The Lost Ledge and Mt. Buchanan projects will need separate grants for the actual work and Reyden said the Mt. Buchanan job will be quite difficult due to the steep terrain. They want to create a couple-hundred-metre-wide fire break up on the hillside by thinning out the forest and removing low branches. This type of treatment shouldn’t leave a large visible scar on the hillside, he said.

“As long as we can remove as much ladder fuel to have a defensible spot for BC Wildfire Service in case of fire then we’ll be successful,” Reyden said. “They’re kind of manual-thin-from- below treatments so you won’t see any visible impact to the forest due to the treatment style.”

The physical work of this project will not begin until probably 2024 or beyond.

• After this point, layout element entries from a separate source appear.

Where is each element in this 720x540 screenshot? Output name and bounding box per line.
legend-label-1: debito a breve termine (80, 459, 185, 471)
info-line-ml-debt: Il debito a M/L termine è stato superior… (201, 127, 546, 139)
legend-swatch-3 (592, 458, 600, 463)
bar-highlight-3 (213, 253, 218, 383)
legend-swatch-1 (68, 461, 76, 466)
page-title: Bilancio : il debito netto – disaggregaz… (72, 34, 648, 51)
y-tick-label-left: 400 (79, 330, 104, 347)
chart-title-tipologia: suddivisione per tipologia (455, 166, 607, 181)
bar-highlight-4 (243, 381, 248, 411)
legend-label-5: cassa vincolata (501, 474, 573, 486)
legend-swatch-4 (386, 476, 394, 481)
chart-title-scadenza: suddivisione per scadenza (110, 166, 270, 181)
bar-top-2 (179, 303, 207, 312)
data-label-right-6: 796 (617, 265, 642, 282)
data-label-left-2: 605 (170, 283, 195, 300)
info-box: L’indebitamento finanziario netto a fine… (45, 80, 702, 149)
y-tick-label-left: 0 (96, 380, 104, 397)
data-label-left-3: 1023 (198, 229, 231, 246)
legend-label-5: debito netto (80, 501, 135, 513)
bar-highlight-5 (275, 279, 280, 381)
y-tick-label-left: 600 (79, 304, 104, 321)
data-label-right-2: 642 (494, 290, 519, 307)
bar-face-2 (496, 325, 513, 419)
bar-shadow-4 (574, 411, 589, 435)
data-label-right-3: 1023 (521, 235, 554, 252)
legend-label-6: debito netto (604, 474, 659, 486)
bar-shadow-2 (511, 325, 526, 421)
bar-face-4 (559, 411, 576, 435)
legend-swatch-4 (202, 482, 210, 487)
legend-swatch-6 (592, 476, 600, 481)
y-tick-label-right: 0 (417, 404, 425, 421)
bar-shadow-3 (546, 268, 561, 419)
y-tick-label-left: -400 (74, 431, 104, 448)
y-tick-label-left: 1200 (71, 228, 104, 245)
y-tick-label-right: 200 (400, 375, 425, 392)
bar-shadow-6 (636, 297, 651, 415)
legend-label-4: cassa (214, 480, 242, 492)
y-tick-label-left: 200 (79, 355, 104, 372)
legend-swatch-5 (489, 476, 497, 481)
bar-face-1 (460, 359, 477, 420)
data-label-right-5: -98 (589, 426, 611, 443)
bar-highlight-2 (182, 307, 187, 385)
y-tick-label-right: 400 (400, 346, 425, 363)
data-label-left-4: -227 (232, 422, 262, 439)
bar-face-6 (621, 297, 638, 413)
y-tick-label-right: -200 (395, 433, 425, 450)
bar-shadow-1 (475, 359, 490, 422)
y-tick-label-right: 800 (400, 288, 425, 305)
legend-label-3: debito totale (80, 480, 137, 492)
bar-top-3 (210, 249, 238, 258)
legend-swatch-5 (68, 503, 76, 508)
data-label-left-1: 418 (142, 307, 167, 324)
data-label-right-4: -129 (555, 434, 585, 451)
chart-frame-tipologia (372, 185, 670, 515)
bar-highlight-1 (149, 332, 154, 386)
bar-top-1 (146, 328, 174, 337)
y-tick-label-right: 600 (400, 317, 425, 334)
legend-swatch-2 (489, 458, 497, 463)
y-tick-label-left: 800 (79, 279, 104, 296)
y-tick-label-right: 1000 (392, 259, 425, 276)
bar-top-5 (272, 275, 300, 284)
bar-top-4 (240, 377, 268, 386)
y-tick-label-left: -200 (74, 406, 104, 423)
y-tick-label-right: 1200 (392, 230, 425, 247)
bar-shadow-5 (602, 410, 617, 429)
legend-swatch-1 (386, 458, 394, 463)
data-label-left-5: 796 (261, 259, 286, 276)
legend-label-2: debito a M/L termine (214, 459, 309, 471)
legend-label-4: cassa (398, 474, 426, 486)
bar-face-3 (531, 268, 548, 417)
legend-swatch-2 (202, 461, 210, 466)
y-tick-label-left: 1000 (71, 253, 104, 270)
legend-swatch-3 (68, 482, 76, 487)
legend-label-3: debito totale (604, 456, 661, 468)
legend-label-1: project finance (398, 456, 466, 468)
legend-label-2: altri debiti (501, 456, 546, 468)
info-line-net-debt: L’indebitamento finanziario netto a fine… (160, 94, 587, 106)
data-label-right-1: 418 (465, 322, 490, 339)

Back in the Slocan Valley, SIFCo is also dealing with the effects of large fires like Trozzo Creek, but Martineau struck a positive tone, saying they have been planning for this since 2009. Back then as climate change impacts became clear, SIFCo identified 12 areas in need of landscape-level fuel management treatments. Of these areas, he said eight have had work totally completed while the others are well on the way.

“Another two or three years and we should have completed what we set out to do 13 years ago,” Martineau said.

He said SIFCo has done almost 1,000 hectares of fuel reduction treatments since 2009.

Their two current FESBC-funded projects involve the removal of brush, branches and small trees in the Trozzo Creek and Pedro Forest Service Road areas, fully completing work in the Trozzo area.

All three community forests are looking to continue working with other agencies and local communities on these wildfire reduction projects.

“It’s part of a larger strategy,” NACFOR’s Swan said. “A big part of wildfire risk reduction is community outreach. The funding is the easiest part.”


Mark Page is a Local Journalism Initiative Reporter for the Valley Voice.